The NC State rifle team finished its season this weekend by winning the South Eastern Air Rifle Conference in Charleston, S.C. With another undefeated season in conference under its belt and a fifth SEARC title in the last six years, the rifle team may be NC State athletics’ best kept secret.
Dani Foster, a freshman from Newport News, Va., took top SEARC individual honors and is the only Wolfpacker to advance to the NCAA Championships, held at Ohio State March 9-10. Madeline Pike, Bryan Cross and William Teller were named to the All-SEARC team.
Keith Miller ’85, the team’s head coach since 1990, says the team’s success has been a process. In the 1960s, Miller says, varsity sports took the team over from ROTC, and it’s been an NCAA sport since then.

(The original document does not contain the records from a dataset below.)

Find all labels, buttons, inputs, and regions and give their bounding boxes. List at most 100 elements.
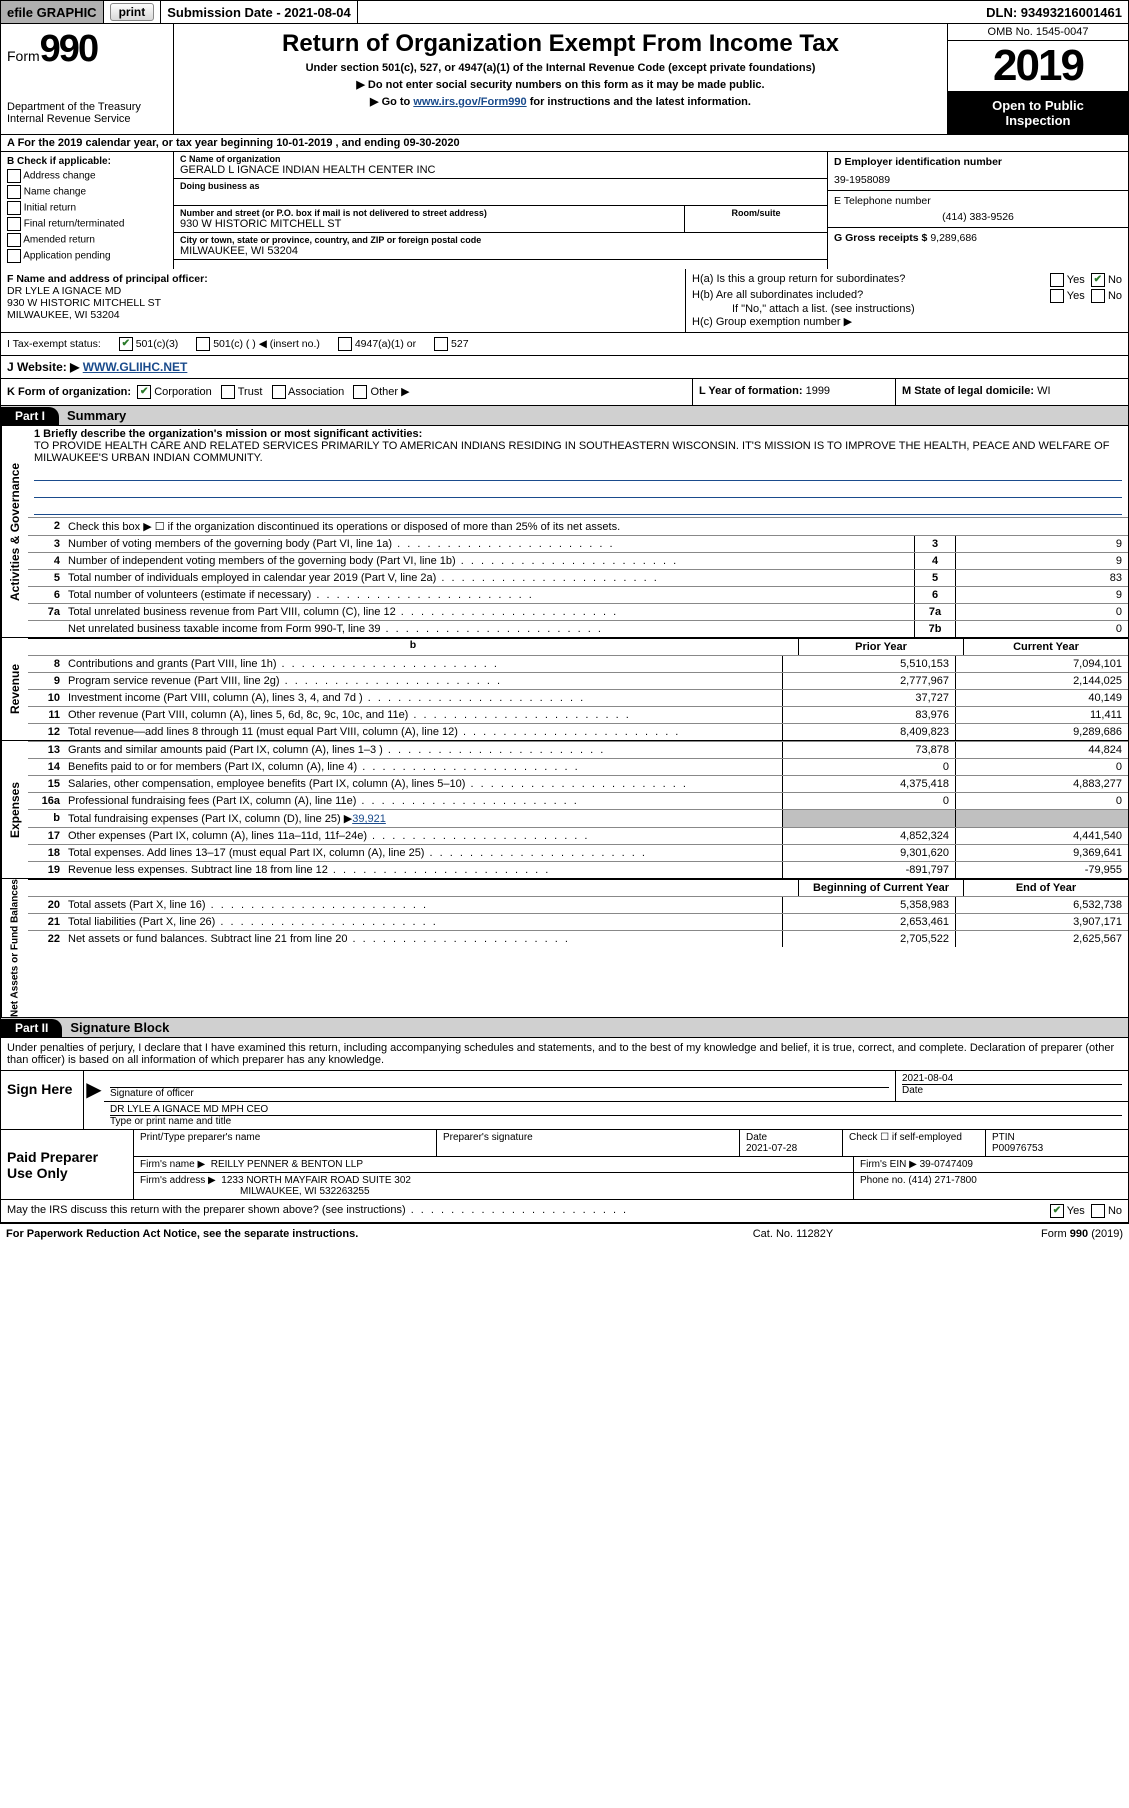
line-text: Total number of individuals employed in …: [64, 570, 914, 586]
officer-addr1: 930 W HISTORIC MITCHELL ST: [7, 297, 679, 309]
prep-date: 2021-07-28: [746, 1143, 797, 1154]
line-value: 0: [955, 604, 1128, 620]
hdr-prior-year: Prior Year: [798, 639, 963, 655]
omb-number: OMB No. 1545-0047: [948, 24, 1128, 41]
line-num: 13: [28, 742, 64, 758]
prior-year-value: 9,301,620: [782, 845, 955, 861]
prior-year-value: 2,777,967: [782, 673, 955, 689]
ha-yes[interactable]: [1050, 273, 1064, 287]
current-year-value: 2,625,567: [955, 931, 1128, 947]
chk-amended[interactable]: Amended return: [7, 233, 167, 247]
gross-receipts-value: 9,289,686: [930, 232, 977, 244]
chk-501c3[interactable]: [119, 337, 133, 351]
current-year-value: 4,441,540: [955, 828, 1128, 844]
chk-501c[interactable]: [196, 337, 210, 351]
firm-addr-label: Firm's address ▶: [140, 1175, 216, 1186]
net-line-22: 22Net assets or fund balances. Subtract …: [28, 930, 1128, 947]
state-domicile: WI: [1037, 385, 1050, 397]
box-b-label: B Check if applicable:: [7, 156, 167, 167]
ha-label: H(a) Is this a group return for subordin…: [692, 273, 1050, 287]
prior-year-value: 2,653,461: [782, 914, 955, 930]
form-subtitle-2b: ▶ Go to www.irs.gov/Form990 for instruct…: [182, 95, 939, 108]
form-subtitle-1: Under section 501(c), 527, or 4947(a)(1)…: [182, 62, 939, 74]
signature-label: Signature of officer: [110, 1087, 889, 1099]
footer: For Paperwork Reduction Act Notice, see …: [0, 1223, 1129, 1244]
org-name-label: C Name of organization: [180, 154, 821, 164]
line-box: 7b: [914, 621, 955, 637]
ein-value: 39-1958089: [834, 174, 1122, 186]
hb-label: H(b) Are all subordinates included?: [692, 289, 1050, 303]
chk-address-change[interactable]: Address change: [7, 169, 167, 183]
prior-year-value: 0: [782, 793, 955, 809]
website-link[interactable]: WWW.GLIIHC.NET: [83, 360, 188, 374]
city-label: City or town, state or province, country…: [180, 235, 821, 245]
line-text: Benefits paid to or for members (Part IX…: [64, 759, 782, 775]
print-button[interactable]: print: [110, 3, 155, 21]
line-box: 7a: [914, 604, 955, 620]
prior-year-value: 37,727: [782, 690, 955, 706]
chk-initial-return[interactable]: Initial return: [7, 201, 167, 215]
line-value: 0: [955, 621, 1128, 637]
chk-application-pending[interactable]: Application pending: [7, 249, 167, 263]
line-num: 15: [28, 776, 64, 792]
discuss-no[interactable]: [1091, 1204, 1105, 1218]
hb-yes[interactable]: [1050, 289, 1064, 303]
firm-phone: (414) 271-7800: [908, 1175, 976, 1186]
current-year-value: 9,289,686: [955, 724, 1128, 740]
fundraising-link[interactable]: 39,921: [352, 813, 386, 825]
section-revenue: Revenue bPrior YearCurrent Year 8Contrib…: [0, 638, 1129, 741]
sign-here-label: Sign Here: [1, 1071, 84, 1129]
line-text: Net unrelated business taxable income fr…: [64, 621, 914, 637]
prior-year-value: -891,797: [782, 862, 955, 878]
line-num: 16a: [28, 793, 64, 809]
row-j: J Website: ▶ WWW.GLIIHC.NET: [0, 356, 1129, 379]
current-year-value: 4,883,277: [955, 776, 1128, 792]
prior-year-value: 2,705,522: [782, 931, 955, 947]
line1-label: 1 Briefly describe the organization's mi…: [34, 428, 1122, 440]
ein-label: D Employer identification number: [834, 156, 1122, 168]
tab-activities: Activities & Governance: [1, 426, 28, 637]
dept-irs: Internal Revenue Service: [7, 113, 167, 125]
part1-header: Part I Summary: [0, 406, 1129, 426]
current-year-value: 11,411: [955, 707, 1128, 723]
chk-final-return[interactable]: Final return/terminated: [7, 217, 167, 231]
part1-title: Summary: [59, 406, 134, 425]
chk-other[interactable]: [353, 385, 367, 399]
box-h: H(a) Is this a group return for subordin…: [686, 269, 1128, 332]
header-left: Form990 Department of the Treasury Inter…: [1, 24, 174, 134]
exp-line-18: 18Total expenses. Add lines 13–17 (must …: [28, 844, 1128, 861]
rev-line-9: 9Program service revenue (Part VIII, lin…: [28, 672, 1128, 689]
chk-assoc[interactable]: [272, 385, 286, 399]
officer-addr2: MILWAUKEE, WI 53204: [7, 309, 679, 321]
hb-no[interactable]: [1091, 289, 1105, 303]
ha-no[interactable]: [1091, 273, 1105, 287]
gov-line-5: 5Total number of individuals employed in…: [28, 569, 1128, 586]
firm-ein-label: Firm's EIN ▶: [860, 1159, 917, 1170]
dln: DLN: 93493216001461: [980, 1, 1128, 23]
box-b: B Check if applicable: Address change Na…: [1, 152, 174, 269]
line-num: 11: [28, 707, 64, 723]
line-num: 21: [28, 914, 64, 930]
chk-corp[interactable]: [137, 385, 151, 399]
exp-line-14: 14Benefits paid to or for members (Part …: [28, 758, 1128, 775]
prior-year-value: 4,852,324: [782, 828, 955, 844]
form990-link[interactable]: www.irs.gov/Form990: [413, 96, 526, 108]
exp-line-13: 13Grants and similar amounts paid (Part …: [28, 741, 1128, 758]
line-box: 5: [914, 570, 955, 586]
line-text: Total fundraising expenses (Part IX, col…: [64, 810, 782, 827]
state-domicile-label: M State of legal domicile:: [902, 385, 1034, 397]
chk-trust[interactable]: [221, 385, 235, 399]
line-text: Investment income (Part VIII, column (A)…: [64, 690, 782, 706]
discuss-yes[interactable]: [1050, 1204, 1064, 1218]
line-box: 3: [914, 536, 955, 552]
chk-527[interactable]: [434, 337, 448, 351]
chk-name-change[interactable]: Name change: [7, 185, 167, 199]
form-subtitle-2a: ▶ Do not enter social security numbers o…: [182, 78, 939, 91]
header-mid: Return of Organization Exempt From Incom…: [174, 24, 947, 134]
chk-4947[interactable]: [338, 337, 352, 351]
line-text: Number of independent voting members of …: [64, 553, 914, 569]
box-c: C Name of organization GERALD L IGNACE I…: [174, 152, 827, 269]
tax-year: 2019: [948, 41, 1128, 92]
row-a-tax-year: A For the 2019 calendar year, or tax yea…: [0, 135, 1129, 152]
tab-expenses: Expenses: [1, 741, 28, 878]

But Miller says it was treated like a part-time sport, and so about 10 years ago he went to the athletics administration and asked that the team be treated like other varsity sports.

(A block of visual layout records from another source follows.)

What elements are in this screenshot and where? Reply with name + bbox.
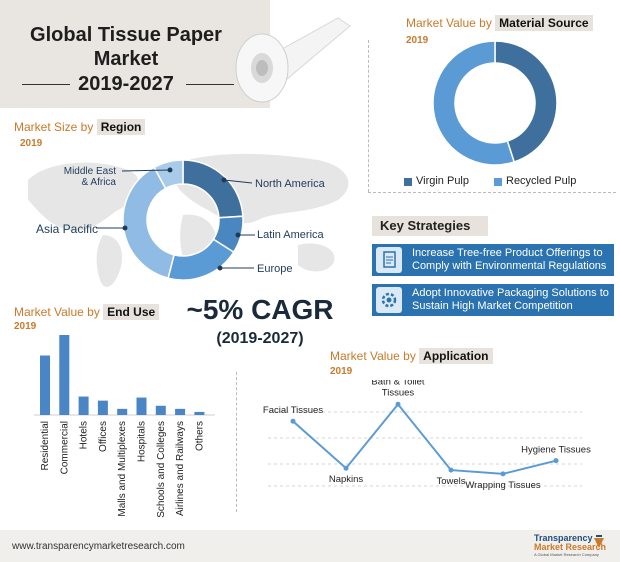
enduse-tick-label: Residential — [40, 421, 51, 470]
region-label-europe: Europe — [257, 263, 293, 275]
region-label-latin-america: Latin America — [257, 229, 324, 241]
enduse-bar-airlines-and-railways — [175, 408, 186, 415]
enduse-bar-commercial — [59, 335, 70, 415]
region-donut-chart — [96, 159, 255, 281]
document-icon — [376, 247, 402, 273]
application-year: 2019 — [330, 366, 353, 377]
enduse-tick-label: Hotels — [79, 421, 90, 449]
enduse-bar-hospitals — [136, 397, 147, 415]
logo-text: Transparency Market Research — [534, 533, 607, 552]
enduse-tick-label: Schools and Colleges — [156, 421, 167, 518]
enduse-heading: Market Value by End Use — [14, 304, 160, 320]
application-point-label: Towels — [436, 476, 465, 487]
material-divider-v — [368, 40, 369, 192]
region-leader-line — [223, 179, 253, 184]
application-point — [448, 467, 454, 473]
logo-icon — [594, 535, 604, 548]
application-point — [343, 465, 349, 471]
region-label-middle-east-africa: Middle East & Africa — [63, 166, 116, 188]
enduse-bar-malls-and-multiplexes — [117, 408, 128, 415]
region-leader-dot — [235, 232, 241, 238]
gear-icon — [376, 287, 402, 313]
enduse-tick-label: Commercial — [59, 421, 70, 474]
application-series-line — [292, 402, 557, 475]
region-year: 2019 — [20, 138, 43, 149]
footer-url[interactable]: www.transparencymarketresearch.com — [12, 541, 185, 552]
application-point — [395, 401, 401, 407]
footer-bar — [0, 530, 620, 562]
legend-label-recycled-pulp: Recycled Pulp — [506, 175, 577, 187]
donut-slice-north-america — [182, 159, 244, 219]
region-leader-dot — [221, 177, 227, 183]
application-point-label: Bath & Toilet Tissues — [371, 380, 425, 398]
logo-subtitle: A Global Market Research Company — [534, 552, 599, 557]
application-point-label: Wrapping Tissues — [465, 480, 541, 491]
material-donut-chart — [432, 40, 558, 166]
donut-slice-virgin-pulp — [494, 40, 558, 163]
application-point-label: Napkins — [329, 474, 364, 485]
material-heading: Market Value by Material Source — [406, 15, 593, 31]
page-title-line2: Market — [93, 48, 159, 70]
donut-slice-recycled-pulp — [432, 40, 516, 166]
title-rule-right — [186, 84, 234, 85]
enduse-tick-label: Malls and Multiplexes — [117, 421, 128, 517]
strategy-item-1: Increase Tree-free Product Offerings to … — [372, 244, 614, 276]
region-leader-dot — [167, 167, 173, 173]
region-leader-dot — [122, 225, 128, 231]
region-leader-line — [121, 169, 171, 172]
legend-label-virgin-pulp: Virgin Pulp — [416, 175, 469, 187]
key-strategies-title: Key Strategies — [372, 216, 488, 236]
application-divider — [236, 372, 237, 512]
material-divider-h — [368, 192, 616, 193]
application-point — [553, 458, 559, 464]
region-label-asia-pacific: Asia Pacific — [36, 222, 99, 236]
application-point-label: Hygiene Tissues — [521, 445, 591, 456]
donut-slice-europe — [167, 238, 235, 281]
legend-swatch-virgin-pulp — [404, 178, 412, 186]
enduse-tick-label: Hospitals — [137, 421, 148, 462]
enduse-bar-residential — [40, 355, 50, 415]
enduse-bar-schools-and-colleges — [155, 405, 166, 415]
application-point-label: Facial Tissues — [263, 405, 323, 416]
tissue-roll-illustration — [235, 17, 351, 103]
strategy-item-2: Adopt Innovative Packaging Solutions to … — [372, 284, 614, 316]
enduse-tick-label: Airlines and Railways — [175, 421, 186, 516]
application-point — [290, 418, 296, 424]
title-years: 2019-2027 — [78, 73, 174, 95]
donut-slice-asia-pacific — [122, 166, 175, 280]
cagr-years: (2019-2027) — [216, 330, 304, 347]
enduse-bar-hotels — [78, 396, 89, 415]
enduse-tick-label: Others — [194, 421, 205, 451]
material-year: 2019 — [406, 35, 429, 46]
enduse-year: 2019 — [14, 321, 37, 332]
donut-slice-middle-east-africa — [153, 159, 184, 190]
title-background — [0, 0, 270, 108]
title-rule-left — [22, 84, 70, 85]
region-label-north-america: North America — [255, 178, 325, 190]
legend-swatch-recycled-pulp — [494, 178, 502, 186]
enduse-tick-label: Offices — [98, 421, 109, 452]
page-title: Global Tissue Paper — [30, 24, 222, 46]
enduse-bar-others — [194, 411, 205, 415]
enduse-bar-offices — [97, 400, 108, 415]
application-line-chart: Facial Tissues Napkins Bath & Toilet Tissue… — [263, 380, 591, 491]
enduse-bar-chart: Residential Commercial Hotels Offices Malls … — [34, 335, 215, 518]
region-heading: Market Size by Region — [14, 119, 146, 135]
cagr-value: ~5% CAGR — [186, 294, 334, 325]
region-leader-dot — [217, 265, 223, 271]
application-heading: Market Value by Application — [330, 348, 493, 364]
application-point — [500, 471, 506, 477]
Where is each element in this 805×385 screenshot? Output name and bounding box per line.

Since then, the team has gone from a volunteer staff to a coach who is full-time. And the Wolfpack is consistently a top-20 program and a top competitor in SEARC and in the Great American Rifle Conference.
With such a successful team, Miller depends on disciplined and coachable students. He says there’s little opportunity for walk-ons. That puts a premium on recruiting, which sometimes presents problems in attracting the nation’s best shooters. That’s because NC State doesn’t have its own range on campus, requiring the team to pack up and head out to Holly Springs twice a week and practice air rifle inside Reynolds Coliseum.

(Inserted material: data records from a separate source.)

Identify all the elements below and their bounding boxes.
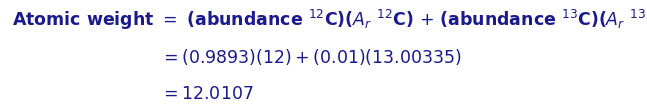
Text: Atomic weight $=$ (abundance $^{12}$C)($A_r$ $^{12}$C) $+$ (abundance $^{13}$C)(: Atomic weight $=$ (abundance $^{12}$C)($… xyxy=(12,8,647,32)
Text: $= 12.0107$: $= 12.0107$ xyxy=(160,85,254,103)
Text: $= (0.9893)(12) + (0.01)(13.00335)$: $= (0.9893)(12) + (0.01)(13.00335)$ xyxy=(160,47,462,67)
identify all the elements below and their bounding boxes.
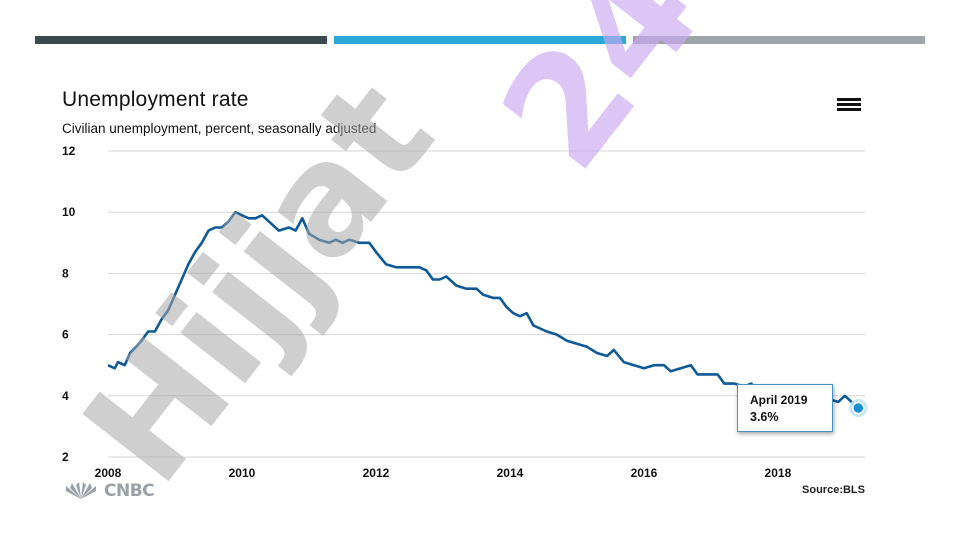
source-label: Source:BLS	[802, 484, 865, 496]
data-tooltip: April 2019 3.6%	[737, 384, 833, 432]
x-tick-label: 2012	[363, 466, 390, 480]
x-axis-ticks: 2008 2010 2012 2014 2016 2018	[95, 466, 792, 480]
y-tick-label: 2	[62, 450, 69, 464]
y-tick-label: 10	[62, 205, 76, 219]
x-tick-label: 2016	[631, 466, 658, 480]
y-axis-ticks: 12 10 8 6 4 2	[62, 144, 76, 464]
cnbc-logo-text: CNBC	[104, 481, 155, 501]
y-tick-label: 4	[62, 389, 69, 403]
x-tick-label: 2008	[95, 466, 122, 480]
y-tick-label: 12	[62, 144, 76, 158]
x-tick-label: 2014	[497, 466, 524, 480]
chart-subtitle: Civilian unemployment, percent, seasonal…	[62, 121, 377, 136]
series-line-unemployment	[107, 210, 860, 409]
tooltip-value: 3.6%	[750, 410, 779, 424]
tooltip-date: April 2019	[750, 393, 808, 407]
header-bar-dark	[35, 36, 327, 44]
hover-point[interactable]	[852, 401, 865, 415]
x-tick-label: 2018	[765, 466, 792, 480]
y-tick-label: 6	[62, 328, 69, 342]
x-tick-label: 2010	[229, 466, 256, 480]
header-bar-blue	[334, 36, 626, 44]
header-bar-gray	[633, 36, 925, 44]
hamburger-menu-icon[interactable]	[837, 97, 861, 113]
peacock-icon	[66, 482, 96, 499]
chart-title: Unemployment rate	[62, 88, 249, 111]
y-tick-label: 8	[62, 266, 69, 280]
cnbc-logo: CNBC	[62, 481, 155, 501]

“That makes it tough,” Miller says. “We lose kids to Ole Miss, Ohio State and West Virginia.”
But Miller says Athletics Director Debbie Yow has tried to help find an alternative for the range. And she’s helped the team secure another full-time assistant and funds for the maximum number of scholarships the NCAA allows.
In addition to those boons, Miller credits the team’s success to the sport being somewhat of an outlier among other NCAA sports. It’s the only sport, for example, which fields coed teams.
“There’s not a competitive advantage or disadvantage, per se,” Miller says. “It’s a neat thing to have a coed aspect to it. It makes it much more of a little family.”